Isosceles: a corpus of 19th-century French-English pairs

This corpus is fundamental to my planned work around Maupassant's stories and the practice of literary translation. I expect it may be useful in other research applications, too, and so have released the full data on GitHub as well as the code for assembling the corpus and running several post-processing tasks (some of which are novel and will be written up on this site in the near future).

In this post I quickly introduce the corpus to anyone interested in working with it, and as contextual grounding for later work.

Composition and motivation

Guy de Maupassant wrote more than 300 short stories. The most complete English translations available are those by McMaster, Henderson, Quesada, and others, hereafter referred to as McMaster et al. These translations, covering about half of Maupassant's stories, are available at Project Gutenberg and reprinted in countless e-editions. For the French originals I used the texts available at maupassant.free.fr, digitized from the authoritative Pléiade edition (Forestier 1987).

The corpus also includes Baudelaire's French translations of Poe's tales, paired with the English originals from the 1845 Wiley & Putnam and 1850 Griswold editions. Baudelaire's Poe translations are well known and highly revered; Maupassant himself likely knew Poe's work through these same translations. They may provide an interesting contrast to the Maupassant-McMaster translations.

The third component is a pair of reference corpora from the ELTeC project: 100 novels each in French and English, spanning 1840–1920. These provide period-appropriate baselines for native prose norms in each language.

Matching translated texts to their originals

Maupassant-McMaster

For the Maupassant texts, the French and English titles often don't correspond in any obvious way, so I needed to build an index mapping each English translation to its French original.

To do this, I first ran a pass of Stanza annotation and then measured proper-noun overlap between all possible French–English pairs. This worked well for most of the corpus, except for about 20 stories that I had to match manually.

To sanity-check the matches, I compared word counts between paired texts:

Word count comparison for Maupassant's stories: French vs English

Outliers here, the points significantly off the diagonal, are labeled with their story names in English. The outliers typically fall on the right-hand side of the dashed line x = y, indicating a tendency for material to be omitted in the English versions for whatever reason. "Sundays of a Bourgeois in Paris," for example, sits far to the right of the diagonal — the concluding section from the French is absent from the McMaster et al. translation. Approximately 40% of the material in that story is gone. Down in the lower left, "An Uncomfortable Bed" has an extended framing prologue in the French that the English text omits. There are perhaps other omissions in this one, too — the English translation is less than half the length of the French original.

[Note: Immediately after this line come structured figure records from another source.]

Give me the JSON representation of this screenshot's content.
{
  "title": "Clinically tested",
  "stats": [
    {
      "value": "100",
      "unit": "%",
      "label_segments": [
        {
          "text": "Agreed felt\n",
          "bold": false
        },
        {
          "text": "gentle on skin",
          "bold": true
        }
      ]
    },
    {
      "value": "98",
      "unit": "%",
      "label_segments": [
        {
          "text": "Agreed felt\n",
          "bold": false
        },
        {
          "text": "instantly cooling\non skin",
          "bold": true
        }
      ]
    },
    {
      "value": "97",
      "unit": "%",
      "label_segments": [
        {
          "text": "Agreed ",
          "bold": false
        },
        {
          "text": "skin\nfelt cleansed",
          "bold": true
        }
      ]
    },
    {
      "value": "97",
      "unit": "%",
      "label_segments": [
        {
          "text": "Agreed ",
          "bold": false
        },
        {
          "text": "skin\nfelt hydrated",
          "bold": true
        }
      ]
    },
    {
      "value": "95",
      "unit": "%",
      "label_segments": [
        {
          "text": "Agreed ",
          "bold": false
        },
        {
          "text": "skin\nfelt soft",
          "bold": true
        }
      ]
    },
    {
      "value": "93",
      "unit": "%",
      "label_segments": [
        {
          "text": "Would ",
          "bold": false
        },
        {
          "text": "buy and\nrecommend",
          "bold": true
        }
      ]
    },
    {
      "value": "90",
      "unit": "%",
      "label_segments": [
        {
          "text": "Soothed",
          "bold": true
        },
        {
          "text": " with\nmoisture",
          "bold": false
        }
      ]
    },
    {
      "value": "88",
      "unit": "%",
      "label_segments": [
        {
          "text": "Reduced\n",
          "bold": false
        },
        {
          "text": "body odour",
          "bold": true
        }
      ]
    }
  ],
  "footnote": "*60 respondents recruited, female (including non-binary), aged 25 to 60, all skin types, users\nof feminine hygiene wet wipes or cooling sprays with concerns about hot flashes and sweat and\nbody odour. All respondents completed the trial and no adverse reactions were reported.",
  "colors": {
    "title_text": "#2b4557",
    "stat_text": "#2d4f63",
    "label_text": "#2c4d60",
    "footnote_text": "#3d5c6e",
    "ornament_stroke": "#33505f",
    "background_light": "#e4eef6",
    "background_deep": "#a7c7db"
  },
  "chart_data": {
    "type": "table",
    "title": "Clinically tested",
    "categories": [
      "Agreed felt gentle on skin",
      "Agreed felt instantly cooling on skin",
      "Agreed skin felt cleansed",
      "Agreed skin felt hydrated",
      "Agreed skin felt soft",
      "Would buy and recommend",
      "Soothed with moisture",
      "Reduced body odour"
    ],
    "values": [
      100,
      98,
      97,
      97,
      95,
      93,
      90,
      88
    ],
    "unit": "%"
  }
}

There are also four McMaster et al. stories, not shown in this plot, that have no matching French text in the Pléiade-based corpus: "The Englishmen of Etretat," "The Lancer's Wife," "The Legion of Honor," and "The Thief." These may be misattributions.

Poe-Baudelaire

For Baudelaire's translations of Poe there were few enough stories, with titles that easily matched up at a glance between the English and French, that I simply created the parallel index myself manually.

Below is a comparison of word counts for the Poe stories. Baudelaire's translations are much more consistent in length than we saw above with McMaster et al., and even tend to be slightly longer in the French than in the English originals. There's one notable exception, "The Adventures of One Hans Pfaal," coming in at 88% the length of the original. In fact that's the only Baudelaire translation that's shorter than the Poe original.

Word count comparison for Poe's stories: French vs English

These word count plots have just been a quick way to validate that I've matched the stories correctly between the two languages, and that there were not any obvious parsing errors, or errors with the source texts themselves, that have left us with an incomplete text on one side or the other. Comparing the source texts in these outlier cases, there indeed appear to be editorial or authorial choices behind the "missing" material, rather than corpus construction errors. I may take a closer look at some of these differences in later analysis.